Lois had many of the typical defects: cleft palate, lip, and skull, heart defects, hearing and vision issues as well as overall global delays. While doctors originally said that she would die within a few hours or possibly days, she and God surprised them by gaining strength and demonstrating a strong will to live. When she was a week old, while visiting her in the hospital’s Neonatal Intensive Care Unit as I was learning to provide her specialized care, I began hemorrhaging dramatically for no apparent reason. This hemorrhaging required immediate surgery which resulted in a hysterectomy. Doctors were surprised I lived and stated that I would not have survived had I not been at the hospital. This occurred on Mother’s Day weekend.

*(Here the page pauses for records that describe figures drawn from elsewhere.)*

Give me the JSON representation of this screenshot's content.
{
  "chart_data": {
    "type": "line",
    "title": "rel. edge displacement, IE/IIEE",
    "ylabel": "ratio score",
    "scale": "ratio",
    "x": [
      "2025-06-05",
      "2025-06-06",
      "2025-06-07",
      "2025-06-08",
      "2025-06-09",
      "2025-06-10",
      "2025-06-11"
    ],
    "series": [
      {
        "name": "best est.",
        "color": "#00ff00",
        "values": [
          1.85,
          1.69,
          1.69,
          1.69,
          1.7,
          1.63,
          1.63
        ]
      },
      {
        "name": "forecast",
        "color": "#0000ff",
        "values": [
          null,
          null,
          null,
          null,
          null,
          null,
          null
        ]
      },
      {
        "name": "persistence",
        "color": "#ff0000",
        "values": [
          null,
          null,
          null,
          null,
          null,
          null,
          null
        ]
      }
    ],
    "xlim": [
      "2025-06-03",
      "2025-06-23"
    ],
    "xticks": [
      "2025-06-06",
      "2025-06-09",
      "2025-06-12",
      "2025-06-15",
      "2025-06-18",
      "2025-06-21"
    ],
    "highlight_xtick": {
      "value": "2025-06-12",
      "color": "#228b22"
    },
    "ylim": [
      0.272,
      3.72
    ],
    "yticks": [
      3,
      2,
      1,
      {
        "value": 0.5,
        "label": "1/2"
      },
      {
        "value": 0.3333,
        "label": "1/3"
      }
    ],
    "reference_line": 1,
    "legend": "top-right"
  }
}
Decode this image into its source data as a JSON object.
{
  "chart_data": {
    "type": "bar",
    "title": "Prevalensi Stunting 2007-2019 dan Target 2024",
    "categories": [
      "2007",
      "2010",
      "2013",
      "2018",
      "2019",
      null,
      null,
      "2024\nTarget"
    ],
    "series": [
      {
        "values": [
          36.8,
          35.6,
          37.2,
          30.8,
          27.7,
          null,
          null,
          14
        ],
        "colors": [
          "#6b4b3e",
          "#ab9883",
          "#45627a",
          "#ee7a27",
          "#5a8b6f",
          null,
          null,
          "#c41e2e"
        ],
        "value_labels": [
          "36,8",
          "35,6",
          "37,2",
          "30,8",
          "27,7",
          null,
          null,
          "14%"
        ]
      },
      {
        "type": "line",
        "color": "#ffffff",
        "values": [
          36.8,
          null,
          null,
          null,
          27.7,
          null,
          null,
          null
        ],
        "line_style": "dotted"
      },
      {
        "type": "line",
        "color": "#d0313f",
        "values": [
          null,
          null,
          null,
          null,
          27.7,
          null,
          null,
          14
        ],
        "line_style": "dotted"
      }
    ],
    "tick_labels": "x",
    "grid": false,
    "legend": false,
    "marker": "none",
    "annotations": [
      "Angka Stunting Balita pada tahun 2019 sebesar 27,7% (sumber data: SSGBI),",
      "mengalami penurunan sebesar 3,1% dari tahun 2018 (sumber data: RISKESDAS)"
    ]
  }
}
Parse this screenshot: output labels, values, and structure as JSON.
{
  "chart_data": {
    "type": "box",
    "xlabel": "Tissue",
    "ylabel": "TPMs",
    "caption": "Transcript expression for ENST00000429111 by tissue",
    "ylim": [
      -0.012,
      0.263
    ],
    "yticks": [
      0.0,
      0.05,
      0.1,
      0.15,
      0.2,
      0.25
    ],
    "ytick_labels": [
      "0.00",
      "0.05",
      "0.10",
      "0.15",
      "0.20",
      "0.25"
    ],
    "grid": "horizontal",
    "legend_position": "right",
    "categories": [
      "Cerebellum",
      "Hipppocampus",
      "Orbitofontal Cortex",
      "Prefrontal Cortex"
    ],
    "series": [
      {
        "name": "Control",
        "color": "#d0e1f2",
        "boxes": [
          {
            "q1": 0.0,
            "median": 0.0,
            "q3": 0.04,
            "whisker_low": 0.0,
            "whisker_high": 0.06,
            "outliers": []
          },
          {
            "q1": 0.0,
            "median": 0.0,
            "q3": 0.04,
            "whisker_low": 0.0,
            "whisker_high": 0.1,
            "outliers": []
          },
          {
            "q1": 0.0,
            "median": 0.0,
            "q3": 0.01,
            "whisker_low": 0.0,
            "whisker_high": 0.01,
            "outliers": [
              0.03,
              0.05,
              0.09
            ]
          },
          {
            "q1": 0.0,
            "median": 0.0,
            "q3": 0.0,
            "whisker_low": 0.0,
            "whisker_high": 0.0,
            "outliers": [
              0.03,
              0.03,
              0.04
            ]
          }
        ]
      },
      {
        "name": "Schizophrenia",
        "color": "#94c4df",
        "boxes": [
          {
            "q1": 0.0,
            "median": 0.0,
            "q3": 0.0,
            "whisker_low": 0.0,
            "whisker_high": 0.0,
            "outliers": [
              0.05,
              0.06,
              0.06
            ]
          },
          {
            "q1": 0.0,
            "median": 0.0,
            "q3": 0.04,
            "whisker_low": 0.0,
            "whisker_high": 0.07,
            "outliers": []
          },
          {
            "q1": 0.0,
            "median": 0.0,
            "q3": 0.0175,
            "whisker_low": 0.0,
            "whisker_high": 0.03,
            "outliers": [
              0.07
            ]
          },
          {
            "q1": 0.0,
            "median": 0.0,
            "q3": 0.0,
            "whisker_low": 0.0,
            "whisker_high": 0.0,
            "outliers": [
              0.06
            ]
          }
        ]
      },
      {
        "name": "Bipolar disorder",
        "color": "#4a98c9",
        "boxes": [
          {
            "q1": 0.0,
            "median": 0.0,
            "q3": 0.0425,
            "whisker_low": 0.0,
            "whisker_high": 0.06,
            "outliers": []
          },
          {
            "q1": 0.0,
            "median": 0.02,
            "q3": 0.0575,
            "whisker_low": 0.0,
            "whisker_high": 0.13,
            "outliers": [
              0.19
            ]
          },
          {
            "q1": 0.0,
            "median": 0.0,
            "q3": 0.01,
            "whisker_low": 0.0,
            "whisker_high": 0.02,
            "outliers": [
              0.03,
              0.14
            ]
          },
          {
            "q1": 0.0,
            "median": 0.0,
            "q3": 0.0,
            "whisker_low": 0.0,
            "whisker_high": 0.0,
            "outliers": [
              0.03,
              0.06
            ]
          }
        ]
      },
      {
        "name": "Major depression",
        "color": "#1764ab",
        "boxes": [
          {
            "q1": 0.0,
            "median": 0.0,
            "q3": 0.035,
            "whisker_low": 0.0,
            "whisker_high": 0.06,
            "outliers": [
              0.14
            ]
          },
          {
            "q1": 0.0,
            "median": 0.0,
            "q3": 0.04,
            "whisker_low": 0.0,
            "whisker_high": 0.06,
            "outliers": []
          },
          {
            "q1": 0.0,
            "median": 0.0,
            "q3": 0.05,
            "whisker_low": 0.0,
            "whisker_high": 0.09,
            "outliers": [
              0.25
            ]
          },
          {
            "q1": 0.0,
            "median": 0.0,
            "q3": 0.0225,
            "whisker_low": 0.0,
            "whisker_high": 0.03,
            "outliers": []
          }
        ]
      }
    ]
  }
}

Thus, I left the hospital, happy to be alive and with Lois but saddened knowing I would be unable to have more children. Lois endured several surgeries and hospitalizations. The first three years of her life were especially challenging. She was non-verbal and wore diapers but she was always active, happy, and known for her gorgeous smile and entertaining laughter. She gave awesome hugs and expressed anger with snarled looks and stomping feet
When she was three years old, she enrolled at an amazing special needs center within the school system where she acquired the nicknames of “Princess” and “Boss Lady,” both equally fitting. She loved sunshine, recognized people, climbed on furniture, learned to walk with a walker, and participated in Special Olympics. She was the light of my world and over time, God grew me to focus on her gifts and not her lack of abilities.
There are rare survivors of Trisomy 13 living into their 40’s and beyond. Medical professionals dealing with Lois came to consider her as being one of them. Although she evidenced no pain, an annual sonogram in the fall of 2013 revealed that she needed a kidney removed due to massive cysts having formed. The skilled surgeon was very caring and while this necessary surgery went well, she developed a post-surgical bacterial infection that claimed her life. Lois passed away on January 24, 2014.